The University of Waterloo, another founding partner, has contributed its Open Quantum Safe project to the PQCA. Open Quantum Safe has been a bedrock of the PQC community for years, thanks to its high-quality implementations and convenient plugins for software like OpenSSL.
Despite this announcement, there’s plenty of opportunity for vendors who specialise in hardware implementations of PQC algorithms. But for those who peddle non-descript software with the only differentiator being PQC algorithms, the future looks bleak.

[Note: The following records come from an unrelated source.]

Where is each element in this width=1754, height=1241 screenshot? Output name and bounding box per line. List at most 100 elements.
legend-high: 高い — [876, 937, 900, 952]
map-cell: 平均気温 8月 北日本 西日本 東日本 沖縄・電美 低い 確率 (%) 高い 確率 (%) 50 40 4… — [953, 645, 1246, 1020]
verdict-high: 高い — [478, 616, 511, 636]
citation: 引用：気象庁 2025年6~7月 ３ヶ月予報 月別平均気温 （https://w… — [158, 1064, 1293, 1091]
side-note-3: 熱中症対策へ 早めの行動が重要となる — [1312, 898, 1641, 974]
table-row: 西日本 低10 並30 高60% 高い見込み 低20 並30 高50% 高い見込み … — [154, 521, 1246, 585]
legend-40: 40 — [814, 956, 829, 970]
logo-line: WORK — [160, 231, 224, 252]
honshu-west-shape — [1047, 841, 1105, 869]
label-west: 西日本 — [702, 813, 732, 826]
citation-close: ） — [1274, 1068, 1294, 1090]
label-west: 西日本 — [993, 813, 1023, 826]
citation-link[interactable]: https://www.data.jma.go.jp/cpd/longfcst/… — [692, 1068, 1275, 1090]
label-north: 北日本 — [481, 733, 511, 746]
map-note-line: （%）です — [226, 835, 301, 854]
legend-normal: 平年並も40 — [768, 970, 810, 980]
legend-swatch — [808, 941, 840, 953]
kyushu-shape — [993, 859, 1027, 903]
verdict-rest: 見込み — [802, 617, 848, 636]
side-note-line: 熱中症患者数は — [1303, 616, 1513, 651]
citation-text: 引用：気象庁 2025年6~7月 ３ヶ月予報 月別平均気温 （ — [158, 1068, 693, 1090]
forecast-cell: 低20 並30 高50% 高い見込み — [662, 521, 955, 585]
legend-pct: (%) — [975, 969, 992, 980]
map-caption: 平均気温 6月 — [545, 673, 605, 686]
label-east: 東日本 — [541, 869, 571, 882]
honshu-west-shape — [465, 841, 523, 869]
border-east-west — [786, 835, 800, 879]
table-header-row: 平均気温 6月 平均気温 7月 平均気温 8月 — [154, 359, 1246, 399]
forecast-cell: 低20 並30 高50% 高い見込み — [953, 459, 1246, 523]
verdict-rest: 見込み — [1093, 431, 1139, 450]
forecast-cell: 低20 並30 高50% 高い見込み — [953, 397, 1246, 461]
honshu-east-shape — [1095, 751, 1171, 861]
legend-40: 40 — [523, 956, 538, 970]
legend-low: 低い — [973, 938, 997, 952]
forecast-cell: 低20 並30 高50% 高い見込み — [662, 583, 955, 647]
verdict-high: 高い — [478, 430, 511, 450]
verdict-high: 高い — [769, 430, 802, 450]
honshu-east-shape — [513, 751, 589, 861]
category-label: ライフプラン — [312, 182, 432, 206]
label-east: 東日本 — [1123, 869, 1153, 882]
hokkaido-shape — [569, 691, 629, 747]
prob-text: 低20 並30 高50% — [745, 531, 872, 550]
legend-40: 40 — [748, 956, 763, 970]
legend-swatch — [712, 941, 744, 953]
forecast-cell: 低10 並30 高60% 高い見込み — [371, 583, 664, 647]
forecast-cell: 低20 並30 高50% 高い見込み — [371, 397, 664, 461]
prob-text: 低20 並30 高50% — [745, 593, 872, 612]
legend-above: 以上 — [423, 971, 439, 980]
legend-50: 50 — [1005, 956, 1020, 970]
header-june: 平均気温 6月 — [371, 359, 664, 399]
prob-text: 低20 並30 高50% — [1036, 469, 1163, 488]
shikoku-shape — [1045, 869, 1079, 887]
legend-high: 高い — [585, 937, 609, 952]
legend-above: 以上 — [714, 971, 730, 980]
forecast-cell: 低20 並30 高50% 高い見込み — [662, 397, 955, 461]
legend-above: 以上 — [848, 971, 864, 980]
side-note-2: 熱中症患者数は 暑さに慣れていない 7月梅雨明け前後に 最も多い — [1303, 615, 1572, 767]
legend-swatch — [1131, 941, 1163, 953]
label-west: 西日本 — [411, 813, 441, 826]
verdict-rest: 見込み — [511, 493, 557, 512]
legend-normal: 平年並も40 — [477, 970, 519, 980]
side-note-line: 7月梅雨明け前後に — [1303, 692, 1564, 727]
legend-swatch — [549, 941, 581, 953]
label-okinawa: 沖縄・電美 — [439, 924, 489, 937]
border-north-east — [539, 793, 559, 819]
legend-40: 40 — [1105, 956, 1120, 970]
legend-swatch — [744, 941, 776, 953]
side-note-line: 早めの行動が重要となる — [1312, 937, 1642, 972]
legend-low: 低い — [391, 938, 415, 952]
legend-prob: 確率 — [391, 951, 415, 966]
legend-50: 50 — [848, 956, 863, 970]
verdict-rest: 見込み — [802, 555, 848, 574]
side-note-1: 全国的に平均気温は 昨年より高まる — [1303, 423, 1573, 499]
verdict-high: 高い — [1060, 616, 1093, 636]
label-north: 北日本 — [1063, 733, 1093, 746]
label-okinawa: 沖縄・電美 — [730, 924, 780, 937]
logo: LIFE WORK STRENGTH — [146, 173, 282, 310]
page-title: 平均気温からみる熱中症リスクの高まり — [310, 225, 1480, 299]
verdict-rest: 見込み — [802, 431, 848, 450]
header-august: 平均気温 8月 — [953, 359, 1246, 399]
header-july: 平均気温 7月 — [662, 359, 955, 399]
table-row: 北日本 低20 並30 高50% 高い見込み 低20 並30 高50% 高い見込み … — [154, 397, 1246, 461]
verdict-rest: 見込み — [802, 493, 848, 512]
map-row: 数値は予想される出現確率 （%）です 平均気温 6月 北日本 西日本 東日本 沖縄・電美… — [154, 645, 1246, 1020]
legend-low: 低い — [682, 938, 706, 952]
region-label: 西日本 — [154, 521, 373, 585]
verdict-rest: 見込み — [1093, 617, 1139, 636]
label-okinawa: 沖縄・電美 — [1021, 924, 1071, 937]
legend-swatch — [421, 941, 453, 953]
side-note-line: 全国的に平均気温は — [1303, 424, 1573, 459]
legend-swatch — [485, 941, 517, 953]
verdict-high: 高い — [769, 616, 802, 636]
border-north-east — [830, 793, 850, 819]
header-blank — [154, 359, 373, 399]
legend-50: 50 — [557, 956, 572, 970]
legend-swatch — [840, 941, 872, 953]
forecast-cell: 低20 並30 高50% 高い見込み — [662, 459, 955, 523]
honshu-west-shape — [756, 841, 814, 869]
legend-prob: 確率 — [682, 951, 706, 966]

Kyber in 500 Beautiful Lines of Code
Kyber in 500 lines of code and actually readable 🙌
I don’t often delve into the nuts and bolts of algorithm implementation, but I was inspired by the recent work of Filippo Valsorda. Filippo was the head of cryptography for the Go team at Google and is now a professional open-source programmer.
He wrote an implementation of ML-KEM (f.k.a Kyber) in the Go language, straight from the FIPS-203 draft standards. It is remarkably readable, concise, and somewhat performant.
You can read his blog about the topic, but here are my takeaways:
Readability will pay dividends for years to come. Security bugs are nasty, and we all need code that is clear and concise.
The specs work! Filippo didn't refer to the reference implementations and worked straight from the FIPS-203 draft specs.
Exhaustive testing needn't bloat the code base. In another 650 lines of code, 95%+ code coverage was achieved.
I might have to fire up the text editor and write some Go code! I miss it.